Some limitations of this study should be considered. First, the oral environment, dynamic occlusion, and biological parameters could not be simulated. Therefore, the data obtained cannot always be extrapolated clinically. The microgap was evaluated with an SEM, as in previous studies. Another limitation that could be contemplated is that the present study only assessed the conical connection and two types of abutments, with there being multiple designs of connections, abutments, and restorations depending on the material and type of fabrication.
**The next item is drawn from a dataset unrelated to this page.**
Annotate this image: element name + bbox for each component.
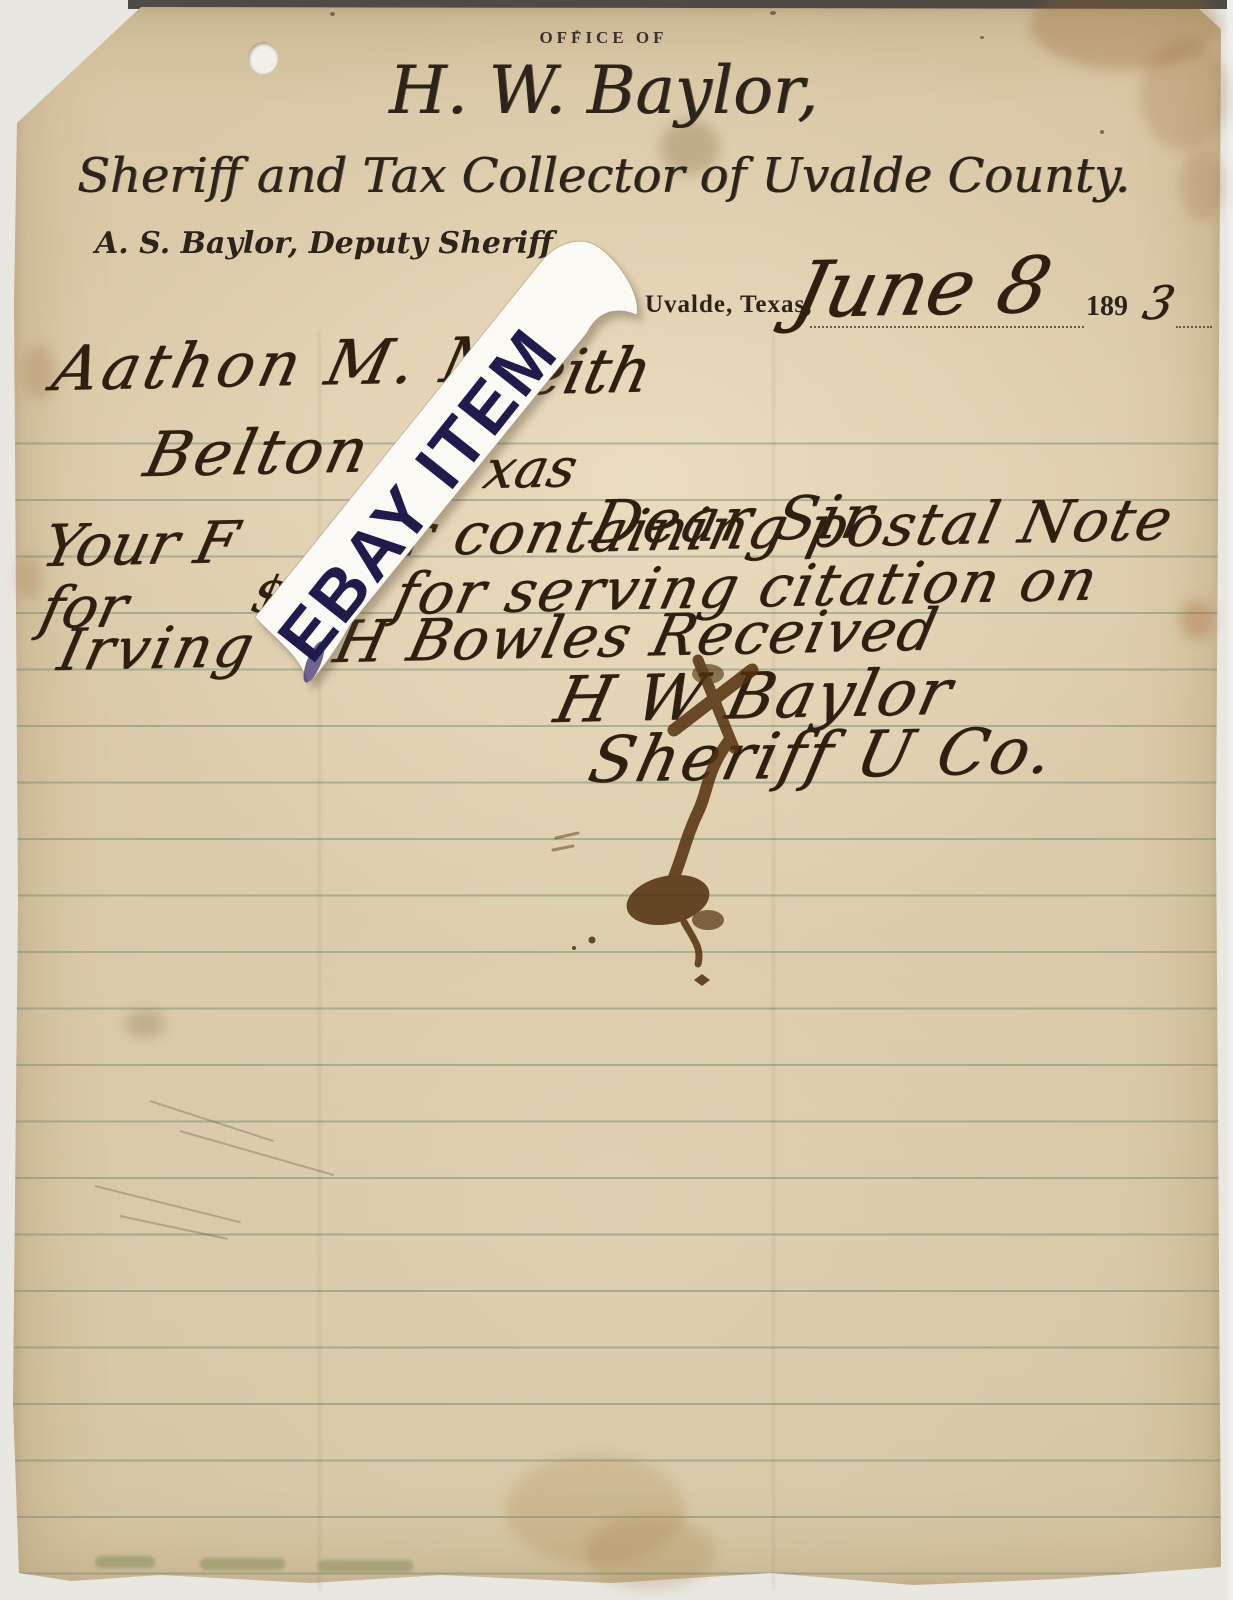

In addition, the microgaps before aging were not recorded, so it is impossible to distinguish if the observed differences were due to the initial device or the aging procedure.

Therefore, future clinical investigations are needed, including different types of connections, different abutment designs, materials, and manufacturing techniques.

5. Conclusions

Within the limitations of this in vitro study, it can be concluded that the use of transmucosal abutments can provide lower implant–abutment-interface microgaps when compared to direct titanium-base abutments for monolithic zirconia partial implant-supported fixed prostheses. Both groups presented microgap values within the clinically acceptable range.